Les principaux bénéfices sont :

  • la protection des cultures et des animaux contre les aléas climatiques (chaleur, grêle, sécheresse),
  • la diversification des revenus,
  • le co-financement d’équipements agricoles,
  • l'ntéressement aux revenus issus de l’électricité.

Qu'entend-on par protection des cultures et des animaux ?

L'ombrage partiel et tournant généré sous les panneaux solaires dynamiques, créent un micro-climat favorable pour les plantes et le bétail :

  • Baisse des températures sur la parcelle et protection contre la luminosité excessive en période estivale.
  • Limitation de l’évapo-transpiration, du stress hydrique et économie en eau.
  • Diminution du risque de gel printanier.
  • Amélioration du bien-être animal grâce à l’ombrage et à l’abri en cas d’intempéries.

Les résultats de nos sites pilotes agrivoltaïques

Indicateur agronomique Résultat observé
Bilan hydrique amélioré 35% d’évapotranspiration potentielle en moyenne (Verdonnet, 2025)
Amplitude thermique réduite Environ-1°C sur 24 h en moyenne annuelle
Limitation des fortes températures
  • Jusqu’à-7°C sous la canopée agricole lors des pics de chaleur (Amance et Brouchy, 2025)
  • -1,4°C en moyenne sur les journées les plus chaudes
  • +2°C en moyenne sur les nuits les plus froides

Quel revenu génère un projet agrivoltaïque ?

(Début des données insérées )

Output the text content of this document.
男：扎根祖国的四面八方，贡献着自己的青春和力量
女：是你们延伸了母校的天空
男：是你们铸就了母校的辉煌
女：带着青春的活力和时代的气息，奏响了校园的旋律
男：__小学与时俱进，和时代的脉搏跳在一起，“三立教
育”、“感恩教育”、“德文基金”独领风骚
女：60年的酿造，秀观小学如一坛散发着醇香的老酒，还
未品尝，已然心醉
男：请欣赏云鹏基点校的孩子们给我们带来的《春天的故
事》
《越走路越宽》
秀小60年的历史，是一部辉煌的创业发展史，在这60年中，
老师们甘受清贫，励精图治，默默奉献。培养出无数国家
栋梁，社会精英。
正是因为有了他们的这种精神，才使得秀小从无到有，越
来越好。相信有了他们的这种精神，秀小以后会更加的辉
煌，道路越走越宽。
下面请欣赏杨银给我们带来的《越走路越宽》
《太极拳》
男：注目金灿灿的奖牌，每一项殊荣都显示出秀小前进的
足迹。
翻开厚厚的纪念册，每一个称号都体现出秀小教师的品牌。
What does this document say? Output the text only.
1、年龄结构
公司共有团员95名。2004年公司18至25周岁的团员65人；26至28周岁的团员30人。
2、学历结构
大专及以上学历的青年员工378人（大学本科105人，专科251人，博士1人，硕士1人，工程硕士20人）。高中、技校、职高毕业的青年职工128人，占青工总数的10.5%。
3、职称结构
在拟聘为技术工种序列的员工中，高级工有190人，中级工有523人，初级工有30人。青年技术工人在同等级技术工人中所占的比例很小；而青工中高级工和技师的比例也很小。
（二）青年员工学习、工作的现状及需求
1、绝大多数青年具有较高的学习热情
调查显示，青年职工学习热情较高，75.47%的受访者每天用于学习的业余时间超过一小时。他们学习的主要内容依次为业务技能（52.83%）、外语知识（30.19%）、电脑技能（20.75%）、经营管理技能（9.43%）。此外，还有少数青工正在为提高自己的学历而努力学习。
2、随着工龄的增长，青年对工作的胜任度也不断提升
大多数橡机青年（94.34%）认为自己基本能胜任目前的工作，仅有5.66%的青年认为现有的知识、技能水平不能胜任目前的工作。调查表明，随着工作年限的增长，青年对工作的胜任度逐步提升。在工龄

L’agriculteur perçoit entre 2 000 et 4 000€ par hectare et par an, en échange de la mise à disposition de sa parcelle pour un projet agrivoltaïque.

Ce montant peut notamment dépendre de :

  • la technologie utilisée,
  • la puissance installée,
  • les spécificités de la parcelle,
  • le modèle de contrat signé.

Indicateur économique Données observées
Fourchette de rémunération Entre 2 000 € et 4 000 € par hectare et par an.
Durée des baux Généralement comprise entre 20 et 40 ans.
Répartition exploitant / propriétaire Environ 70 % pour l’exploitant et 30 % pour le propriétaire foncier (selon certains développeurs comme TSE).

À noter

Certains contrats indexent les revenus sur la puissance installée au lieu de la surface et intègrent une revalorisation automatique si la technologie évolue, par exemple lors de l’installation de panneaux plus performants.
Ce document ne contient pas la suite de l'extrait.